Digital Humanities in Hamburg
The Digital Humanities at the University of Hamburg encompass the diverse theoretical and critical reflections and practical applications of digital processes in university teaching and research at the Faculty of Humanities. Initiatives, projects and events on the generation of machine-readable data, the computer-aided analysis of cultural artifacts and the digital representation of the results of humanities research and teaching take into account the methodological and technical possibilities and challenges of a digital society.
A central element of the Digital Humanities is interdisciplinary cooperation both within the humanities and with computer science. This is reflected in many interdisciplinary initiatives and projects.
The Digital Humanities see themselves as a building block for the implementation of the University's overarching digital strategy, including the challenges and new opportunities arising from the digitalization of administration.
Dimensions of the digital humanities
Digital Humanities (DH) is established as a methodological paradigm in research and teaching at the Faculty of Humanities. Digitalization and digitality in the sense of scientific, social and cultural practices are realized on four dimensions:
- through the use of digital communication channels, teaching and learning spaces,
- through the establishment of digital and data literacy among researchers, teachers and students,
- through the training of critical digital competence (knowledge of legal issues, data security, etc.)

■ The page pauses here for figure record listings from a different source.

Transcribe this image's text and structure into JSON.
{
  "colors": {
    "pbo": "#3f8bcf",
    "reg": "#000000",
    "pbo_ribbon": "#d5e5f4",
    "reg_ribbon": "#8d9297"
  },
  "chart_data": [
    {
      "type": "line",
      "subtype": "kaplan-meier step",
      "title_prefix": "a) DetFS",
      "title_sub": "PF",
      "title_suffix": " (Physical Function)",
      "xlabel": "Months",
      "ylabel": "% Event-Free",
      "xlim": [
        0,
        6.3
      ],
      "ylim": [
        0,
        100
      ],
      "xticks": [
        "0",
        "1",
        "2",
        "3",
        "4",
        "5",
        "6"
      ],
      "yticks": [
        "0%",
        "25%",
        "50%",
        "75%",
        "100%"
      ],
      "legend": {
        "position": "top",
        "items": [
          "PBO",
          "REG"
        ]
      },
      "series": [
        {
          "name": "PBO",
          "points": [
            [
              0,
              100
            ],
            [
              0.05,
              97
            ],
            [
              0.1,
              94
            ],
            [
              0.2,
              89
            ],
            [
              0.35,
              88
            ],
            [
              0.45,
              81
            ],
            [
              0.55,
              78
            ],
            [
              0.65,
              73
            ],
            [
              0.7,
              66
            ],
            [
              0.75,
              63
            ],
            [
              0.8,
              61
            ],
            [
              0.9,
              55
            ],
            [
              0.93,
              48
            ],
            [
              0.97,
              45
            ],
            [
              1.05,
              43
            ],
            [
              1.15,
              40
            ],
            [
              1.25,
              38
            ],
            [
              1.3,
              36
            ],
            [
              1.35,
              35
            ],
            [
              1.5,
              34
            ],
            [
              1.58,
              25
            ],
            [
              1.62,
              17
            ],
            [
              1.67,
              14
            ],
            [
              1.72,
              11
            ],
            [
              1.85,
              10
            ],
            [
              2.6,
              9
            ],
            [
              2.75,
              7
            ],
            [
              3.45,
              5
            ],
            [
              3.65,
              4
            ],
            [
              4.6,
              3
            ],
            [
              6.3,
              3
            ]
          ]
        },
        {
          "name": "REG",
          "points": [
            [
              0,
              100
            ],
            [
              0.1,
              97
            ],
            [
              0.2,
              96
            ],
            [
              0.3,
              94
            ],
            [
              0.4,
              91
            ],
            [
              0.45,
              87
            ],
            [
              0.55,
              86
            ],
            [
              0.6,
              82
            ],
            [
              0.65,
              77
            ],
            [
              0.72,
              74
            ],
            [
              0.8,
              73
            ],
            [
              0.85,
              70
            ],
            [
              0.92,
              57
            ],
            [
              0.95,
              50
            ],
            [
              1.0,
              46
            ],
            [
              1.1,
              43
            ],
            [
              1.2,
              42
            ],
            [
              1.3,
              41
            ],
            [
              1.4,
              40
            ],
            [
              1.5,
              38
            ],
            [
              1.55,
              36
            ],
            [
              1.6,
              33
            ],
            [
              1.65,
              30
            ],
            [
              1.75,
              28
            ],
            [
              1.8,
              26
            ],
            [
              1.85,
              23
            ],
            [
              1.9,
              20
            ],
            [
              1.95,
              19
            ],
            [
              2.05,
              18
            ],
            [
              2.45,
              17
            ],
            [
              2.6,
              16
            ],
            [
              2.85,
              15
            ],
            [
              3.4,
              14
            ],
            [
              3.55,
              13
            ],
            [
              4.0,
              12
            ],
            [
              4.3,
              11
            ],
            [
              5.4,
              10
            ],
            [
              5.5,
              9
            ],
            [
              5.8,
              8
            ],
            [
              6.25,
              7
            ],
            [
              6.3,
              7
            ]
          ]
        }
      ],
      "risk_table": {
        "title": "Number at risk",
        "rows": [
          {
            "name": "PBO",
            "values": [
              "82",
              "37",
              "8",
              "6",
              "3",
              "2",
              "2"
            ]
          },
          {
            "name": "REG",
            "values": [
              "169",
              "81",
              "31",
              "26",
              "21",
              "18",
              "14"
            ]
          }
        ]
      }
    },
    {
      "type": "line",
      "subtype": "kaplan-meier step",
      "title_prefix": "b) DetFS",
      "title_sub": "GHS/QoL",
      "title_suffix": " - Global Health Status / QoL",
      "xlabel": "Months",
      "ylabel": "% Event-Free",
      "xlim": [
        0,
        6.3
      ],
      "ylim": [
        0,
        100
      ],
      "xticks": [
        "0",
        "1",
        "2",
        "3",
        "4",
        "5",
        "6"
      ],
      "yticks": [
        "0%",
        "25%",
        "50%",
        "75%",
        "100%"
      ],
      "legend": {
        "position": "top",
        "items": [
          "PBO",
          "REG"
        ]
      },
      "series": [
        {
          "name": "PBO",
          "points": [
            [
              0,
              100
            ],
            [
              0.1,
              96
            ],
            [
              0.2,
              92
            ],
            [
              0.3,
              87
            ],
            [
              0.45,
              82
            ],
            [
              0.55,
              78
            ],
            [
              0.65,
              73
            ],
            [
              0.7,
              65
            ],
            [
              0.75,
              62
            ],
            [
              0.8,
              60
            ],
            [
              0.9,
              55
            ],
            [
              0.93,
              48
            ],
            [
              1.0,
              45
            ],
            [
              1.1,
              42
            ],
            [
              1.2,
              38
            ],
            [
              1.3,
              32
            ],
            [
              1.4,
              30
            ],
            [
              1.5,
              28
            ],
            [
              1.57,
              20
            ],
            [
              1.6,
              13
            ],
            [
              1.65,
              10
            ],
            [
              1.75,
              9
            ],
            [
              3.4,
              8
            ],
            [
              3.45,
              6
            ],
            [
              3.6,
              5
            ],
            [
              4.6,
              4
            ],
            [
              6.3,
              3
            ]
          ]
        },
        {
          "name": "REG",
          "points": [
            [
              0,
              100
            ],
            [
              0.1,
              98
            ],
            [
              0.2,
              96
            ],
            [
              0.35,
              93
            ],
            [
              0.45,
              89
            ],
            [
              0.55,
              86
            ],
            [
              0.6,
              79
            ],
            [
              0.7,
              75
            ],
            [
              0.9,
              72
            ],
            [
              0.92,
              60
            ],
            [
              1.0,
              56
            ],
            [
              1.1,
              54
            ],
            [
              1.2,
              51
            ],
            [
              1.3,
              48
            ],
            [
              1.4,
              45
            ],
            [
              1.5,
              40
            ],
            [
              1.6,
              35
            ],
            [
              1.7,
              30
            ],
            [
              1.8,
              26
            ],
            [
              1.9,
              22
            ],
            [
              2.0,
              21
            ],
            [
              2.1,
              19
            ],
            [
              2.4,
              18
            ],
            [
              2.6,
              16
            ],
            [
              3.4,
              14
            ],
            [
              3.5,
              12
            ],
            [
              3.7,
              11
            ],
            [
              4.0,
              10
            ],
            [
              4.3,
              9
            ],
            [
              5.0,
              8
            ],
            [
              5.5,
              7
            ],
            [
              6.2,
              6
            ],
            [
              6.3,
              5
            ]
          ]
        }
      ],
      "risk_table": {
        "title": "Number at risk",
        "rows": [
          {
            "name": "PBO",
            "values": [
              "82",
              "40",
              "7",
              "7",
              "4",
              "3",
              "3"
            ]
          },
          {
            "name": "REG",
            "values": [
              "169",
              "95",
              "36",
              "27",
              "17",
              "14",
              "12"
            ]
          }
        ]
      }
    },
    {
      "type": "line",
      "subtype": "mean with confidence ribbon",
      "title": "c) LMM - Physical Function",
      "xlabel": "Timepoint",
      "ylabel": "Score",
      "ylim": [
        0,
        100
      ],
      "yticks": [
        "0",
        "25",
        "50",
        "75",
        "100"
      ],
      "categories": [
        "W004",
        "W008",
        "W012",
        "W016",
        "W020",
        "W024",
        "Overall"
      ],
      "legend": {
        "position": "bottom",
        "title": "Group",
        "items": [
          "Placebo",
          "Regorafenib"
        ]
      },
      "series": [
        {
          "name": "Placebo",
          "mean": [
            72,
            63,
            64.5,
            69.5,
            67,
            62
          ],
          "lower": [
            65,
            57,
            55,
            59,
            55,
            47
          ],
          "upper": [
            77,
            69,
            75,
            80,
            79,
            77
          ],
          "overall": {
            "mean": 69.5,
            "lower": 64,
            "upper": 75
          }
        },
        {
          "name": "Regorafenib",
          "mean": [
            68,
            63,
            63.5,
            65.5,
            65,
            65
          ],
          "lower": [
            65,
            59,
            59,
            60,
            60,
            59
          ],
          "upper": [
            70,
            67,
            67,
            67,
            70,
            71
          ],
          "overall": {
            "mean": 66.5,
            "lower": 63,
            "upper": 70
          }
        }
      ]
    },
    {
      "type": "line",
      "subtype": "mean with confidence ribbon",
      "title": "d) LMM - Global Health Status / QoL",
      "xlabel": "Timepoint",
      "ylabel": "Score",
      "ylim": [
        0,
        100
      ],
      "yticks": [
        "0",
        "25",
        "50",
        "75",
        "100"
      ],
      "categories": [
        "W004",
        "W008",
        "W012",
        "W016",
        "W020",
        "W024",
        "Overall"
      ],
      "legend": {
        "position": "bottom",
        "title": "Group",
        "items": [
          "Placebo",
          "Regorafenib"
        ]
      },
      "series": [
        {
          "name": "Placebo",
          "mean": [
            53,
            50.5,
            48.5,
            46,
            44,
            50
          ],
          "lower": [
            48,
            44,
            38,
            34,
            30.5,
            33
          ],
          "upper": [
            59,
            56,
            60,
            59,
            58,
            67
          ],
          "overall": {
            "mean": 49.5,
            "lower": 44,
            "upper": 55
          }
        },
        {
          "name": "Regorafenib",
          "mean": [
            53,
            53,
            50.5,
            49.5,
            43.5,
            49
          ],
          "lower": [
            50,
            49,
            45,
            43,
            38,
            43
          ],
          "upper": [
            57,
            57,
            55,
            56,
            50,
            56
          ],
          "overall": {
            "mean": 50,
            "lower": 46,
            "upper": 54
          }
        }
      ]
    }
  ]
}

- and finally through the use of digital tools and methods in research projects.
History of Digital Humanities in Hamburg
Since the mid-1990s, the Faculty of Humanities has been actively involved in a number of initiatives and projects for the digitalization of research and teaching, both thematically and methodologically. The following should be highlighted:
- the development and support of the desktop software EXMARaLDA (transcription, annotation, analysis of language corpora; since 2000),
- the development and support of the web-based open access platform CATMA (collaborative digital text analysis; since 2008)
- the founding of the Hamburg Center for Language Corpora (HZSK; 2011),
- the founding of the central umbrella organization of the Digital Humanities in German-speaking countries at the DH conference in Hamburg (2012),
- the founding of the Hamburg KorpusLab (2017) and the Cross Disciplinary Lab Digital Humanities (CDL-DH; 2021),
- the work in the Cluster of Excellence Understanding Written Artefacts, for example in Research Field F "Data Linking",
- and the establishment of an Institute for Humanities-Centered Artificial Intelligence (CHAI) (since 2024) with an associate professorship for Artificial Intelligence in Humanities at the Department of Philosophy.
The Digital Humanities Lab (DH Lab) serves interdisciplinary networking in the field of digital humanities at the University of Hamburg in cooperation with computer science and non-university institutions such as the SUB. Since the end of 2021, it has been part of the newly founded Hub of Computing and Data Science (HCDS) as part of UHH's digitalization strategy.